The program, which will run as a 12-month pilot, will offer monthly passes to teens from Boston and Chelsea for $26 a month — one third the standard rate. They will also be able to purchase weekly passes for $7, instead of the normal $19.
The program would also apply to people aged 19-21 in the same area who are low-income, or are in education or job-training programs.
A second part of the program would require participating universities to purchase passes at a discount rate for their entire student body.
"This is a program that's been utilized effectively in many other cities across the country, and what they've found is that this can be a program that actually brings in revenue," said Clinton Bench, the deputy planning director for MassDOT.
According to a report produced by the department, the T could generate up to $59 million in revenue from the university pass program alone, if 47 targeted institutions take part. Balanced against costs of a full program, the agency could bring in as much as $36 million in profit from the program, including the cost of offering youth passes.
For this year, however, the T is only targeting three institutions: Harvard, Tufts and Northeastern, though Bench says they have not officially contacted schools to gauge their interest.
"We wanted to give our board of directors an opportunity to sound off on the proposal first," Bench said.
The pilot program would begin in July 2015 and run for 12 months.

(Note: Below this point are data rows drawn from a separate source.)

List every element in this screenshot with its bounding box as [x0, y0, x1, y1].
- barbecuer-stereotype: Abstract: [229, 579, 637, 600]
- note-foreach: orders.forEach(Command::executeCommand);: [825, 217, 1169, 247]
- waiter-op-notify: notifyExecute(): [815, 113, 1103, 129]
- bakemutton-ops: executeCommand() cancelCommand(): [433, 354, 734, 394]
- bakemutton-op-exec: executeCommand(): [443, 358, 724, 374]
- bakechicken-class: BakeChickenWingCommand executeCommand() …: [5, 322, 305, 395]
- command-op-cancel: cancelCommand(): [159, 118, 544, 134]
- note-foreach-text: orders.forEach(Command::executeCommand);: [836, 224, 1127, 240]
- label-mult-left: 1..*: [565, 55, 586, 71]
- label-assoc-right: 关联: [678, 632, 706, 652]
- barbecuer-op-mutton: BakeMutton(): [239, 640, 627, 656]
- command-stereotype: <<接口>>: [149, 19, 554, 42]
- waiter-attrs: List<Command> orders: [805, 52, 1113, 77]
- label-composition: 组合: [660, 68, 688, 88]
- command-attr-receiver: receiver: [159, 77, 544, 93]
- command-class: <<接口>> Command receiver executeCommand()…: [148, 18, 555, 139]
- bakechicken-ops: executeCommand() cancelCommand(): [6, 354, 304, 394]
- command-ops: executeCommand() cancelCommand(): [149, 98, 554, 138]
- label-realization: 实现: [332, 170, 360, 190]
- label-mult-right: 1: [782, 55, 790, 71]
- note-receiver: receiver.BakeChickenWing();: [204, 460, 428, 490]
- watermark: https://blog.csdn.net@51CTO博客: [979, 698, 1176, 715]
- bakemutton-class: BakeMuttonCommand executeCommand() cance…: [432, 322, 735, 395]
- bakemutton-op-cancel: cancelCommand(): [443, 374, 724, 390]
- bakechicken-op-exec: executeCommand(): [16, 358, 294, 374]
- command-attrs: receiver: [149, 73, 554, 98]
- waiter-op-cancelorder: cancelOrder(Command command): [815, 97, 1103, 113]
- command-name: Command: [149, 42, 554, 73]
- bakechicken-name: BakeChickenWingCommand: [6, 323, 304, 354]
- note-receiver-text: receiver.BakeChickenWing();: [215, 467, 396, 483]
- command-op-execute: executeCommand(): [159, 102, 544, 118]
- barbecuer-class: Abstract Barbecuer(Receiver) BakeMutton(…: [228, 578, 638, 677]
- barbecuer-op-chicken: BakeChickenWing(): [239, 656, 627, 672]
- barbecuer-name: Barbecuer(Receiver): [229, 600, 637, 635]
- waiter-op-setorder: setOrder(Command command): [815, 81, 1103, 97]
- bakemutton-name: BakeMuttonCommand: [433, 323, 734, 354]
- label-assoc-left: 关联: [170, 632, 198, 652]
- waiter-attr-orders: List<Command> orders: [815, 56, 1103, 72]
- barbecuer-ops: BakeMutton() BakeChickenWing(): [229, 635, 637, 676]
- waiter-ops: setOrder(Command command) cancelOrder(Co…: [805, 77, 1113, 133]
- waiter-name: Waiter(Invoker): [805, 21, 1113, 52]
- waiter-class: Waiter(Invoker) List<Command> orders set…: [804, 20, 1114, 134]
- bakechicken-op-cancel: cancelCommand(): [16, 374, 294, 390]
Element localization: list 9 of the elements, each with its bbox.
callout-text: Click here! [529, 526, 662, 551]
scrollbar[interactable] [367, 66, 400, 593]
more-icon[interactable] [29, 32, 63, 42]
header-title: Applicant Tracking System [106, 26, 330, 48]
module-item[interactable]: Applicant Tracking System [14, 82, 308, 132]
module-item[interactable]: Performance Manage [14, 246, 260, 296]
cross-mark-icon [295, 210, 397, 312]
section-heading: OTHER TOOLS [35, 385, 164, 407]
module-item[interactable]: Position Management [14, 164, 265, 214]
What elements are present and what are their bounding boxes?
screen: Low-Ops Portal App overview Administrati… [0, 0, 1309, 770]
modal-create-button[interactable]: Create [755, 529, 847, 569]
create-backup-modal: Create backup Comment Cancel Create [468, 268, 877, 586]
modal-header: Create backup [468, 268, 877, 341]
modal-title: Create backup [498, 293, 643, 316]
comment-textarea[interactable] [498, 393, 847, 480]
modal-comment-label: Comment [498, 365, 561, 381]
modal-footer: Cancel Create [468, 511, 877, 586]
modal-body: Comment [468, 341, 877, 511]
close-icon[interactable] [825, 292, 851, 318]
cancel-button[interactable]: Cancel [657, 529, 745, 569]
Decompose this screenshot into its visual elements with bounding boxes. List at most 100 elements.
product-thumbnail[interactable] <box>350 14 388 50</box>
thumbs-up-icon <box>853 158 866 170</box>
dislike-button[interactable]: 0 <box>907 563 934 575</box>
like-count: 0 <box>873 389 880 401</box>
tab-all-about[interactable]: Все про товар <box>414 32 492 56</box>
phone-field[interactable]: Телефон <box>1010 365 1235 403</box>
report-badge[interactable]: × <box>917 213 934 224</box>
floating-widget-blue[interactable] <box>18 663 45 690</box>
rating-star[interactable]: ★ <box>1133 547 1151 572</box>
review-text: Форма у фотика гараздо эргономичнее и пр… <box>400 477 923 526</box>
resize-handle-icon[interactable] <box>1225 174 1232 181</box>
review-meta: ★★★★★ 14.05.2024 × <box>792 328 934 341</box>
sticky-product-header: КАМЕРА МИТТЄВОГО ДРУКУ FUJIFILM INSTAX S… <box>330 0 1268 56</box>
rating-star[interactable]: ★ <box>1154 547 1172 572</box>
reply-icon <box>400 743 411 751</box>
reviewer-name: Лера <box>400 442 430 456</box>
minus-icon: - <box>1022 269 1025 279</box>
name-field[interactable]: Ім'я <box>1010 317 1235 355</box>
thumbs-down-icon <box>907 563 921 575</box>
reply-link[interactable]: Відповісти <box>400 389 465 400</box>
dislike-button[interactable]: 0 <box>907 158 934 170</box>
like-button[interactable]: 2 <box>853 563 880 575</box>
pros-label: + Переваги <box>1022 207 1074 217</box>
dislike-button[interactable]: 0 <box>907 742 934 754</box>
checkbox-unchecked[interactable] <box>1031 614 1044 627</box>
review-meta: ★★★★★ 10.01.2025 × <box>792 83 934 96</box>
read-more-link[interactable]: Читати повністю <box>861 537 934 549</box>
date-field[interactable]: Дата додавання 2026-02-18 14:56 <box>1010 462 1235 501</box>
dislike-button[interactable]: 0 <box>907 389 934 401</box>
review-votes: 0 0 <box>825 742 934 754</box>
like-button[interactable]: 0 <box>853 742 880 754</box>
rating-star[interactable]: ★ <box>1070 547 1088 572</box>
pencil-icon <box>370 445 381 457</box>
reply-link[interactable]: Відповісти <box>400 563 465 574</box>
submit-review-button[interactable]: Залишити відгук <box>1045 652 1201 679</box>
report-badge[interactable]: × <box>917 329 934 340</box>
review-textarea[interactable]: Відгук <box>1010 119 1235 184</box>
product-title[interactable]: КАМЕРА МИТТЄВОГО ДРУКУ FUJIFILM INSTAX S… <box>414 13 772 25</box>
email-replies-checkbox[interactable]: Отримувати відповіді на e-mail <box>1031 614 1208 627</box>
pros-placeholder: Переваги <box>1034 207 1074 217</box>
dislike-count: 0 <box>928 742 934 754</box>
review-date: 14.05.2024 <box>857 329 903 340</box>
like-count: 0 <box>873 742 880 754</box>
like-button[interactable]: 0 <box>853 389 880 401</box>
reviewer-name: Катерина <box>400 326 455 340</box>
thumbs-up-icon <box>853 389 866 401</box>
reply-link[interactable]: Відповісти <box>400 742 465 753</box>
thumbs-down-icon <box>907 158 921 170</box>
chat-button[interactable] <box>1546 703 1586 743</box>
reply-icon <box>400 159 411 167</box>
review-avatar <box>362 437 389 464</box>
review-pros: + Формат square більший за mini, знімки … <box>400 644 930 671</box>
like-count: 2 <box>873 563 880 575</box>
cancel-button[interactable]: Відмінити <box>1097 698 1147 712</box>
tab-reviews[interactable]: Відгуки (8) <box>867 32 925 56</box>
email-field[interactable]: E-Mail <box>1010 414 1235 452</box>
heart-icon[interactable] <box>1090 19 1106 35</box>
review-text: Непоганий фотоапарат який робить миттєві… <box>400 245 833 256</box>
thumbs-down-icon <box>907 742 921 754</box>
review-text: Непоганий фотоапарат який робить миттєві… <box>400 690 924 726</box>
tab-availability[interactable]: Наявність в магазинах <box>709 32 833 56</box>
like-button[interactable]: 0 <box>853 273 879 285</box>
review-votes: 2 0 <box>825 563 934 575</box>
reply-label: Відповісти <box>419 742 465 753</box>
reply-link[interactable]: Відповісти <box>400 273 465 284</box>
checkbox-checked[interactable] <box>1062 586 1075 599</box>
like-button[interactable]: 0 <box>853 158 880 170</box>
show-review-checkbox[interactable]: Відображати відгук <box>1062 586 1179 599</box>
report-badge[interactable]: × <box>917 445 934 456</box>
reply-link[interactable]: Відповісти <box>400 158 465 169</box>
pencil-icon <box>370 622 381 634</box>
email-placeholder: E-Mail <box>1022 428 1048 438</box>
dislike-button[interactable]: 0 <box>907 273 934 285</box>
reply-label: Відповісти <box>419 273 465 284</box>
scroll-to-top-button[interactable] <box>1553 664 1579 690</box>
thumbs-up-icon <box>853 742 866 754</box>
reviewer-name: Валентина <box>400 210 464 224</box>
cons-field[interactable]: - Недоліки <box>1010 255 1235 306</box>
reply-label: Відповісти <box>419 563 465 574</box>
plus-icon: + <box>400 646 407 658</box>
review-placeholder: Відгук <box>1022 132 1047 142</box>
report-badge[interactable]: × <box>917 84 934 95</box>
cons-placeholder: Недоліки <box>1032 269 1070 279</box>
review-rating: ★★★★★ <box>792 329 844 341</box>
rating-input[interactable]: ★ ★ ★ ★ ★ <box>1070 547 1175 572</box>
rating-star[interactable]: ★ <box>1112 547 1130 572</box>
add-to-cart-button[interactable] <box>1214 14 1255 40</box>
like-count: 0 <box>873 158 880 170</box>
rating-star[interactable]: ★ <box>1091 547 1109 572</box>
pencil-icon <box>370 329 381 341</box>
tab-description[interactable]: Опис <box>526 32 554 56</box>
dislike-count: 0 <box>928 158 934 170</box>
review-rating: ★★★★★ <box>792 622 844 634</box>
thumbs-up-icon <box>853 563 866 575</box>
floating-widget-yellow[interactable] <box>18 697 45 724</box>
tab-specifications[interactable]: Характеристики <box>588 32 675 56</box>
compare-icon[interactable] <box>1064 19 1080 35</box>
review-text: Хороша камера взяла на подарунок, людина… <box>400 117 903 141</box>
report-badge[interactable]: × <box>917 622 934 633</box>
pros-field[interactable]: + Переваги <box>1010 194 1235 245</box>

Bench said the T would use that time to determine how much use the system gets, and whether it costs money.
"This needs to be a program that doesn't impact fares for our existing customers," he said. "It is our expectation that we should be able to achieve a net positive over the long term."
In recent months, students have held sit-ins at the state transportation building calling for a discounted youth pass program. At one, 21 protesters were arrested outside then-Transportation Secretary Richard Davey's office.
Correction: An earlier version of this story incorrectly reported that the board of directors would vote on the pilot program. The pilot is set to go forward unless the board objects. We regret the error.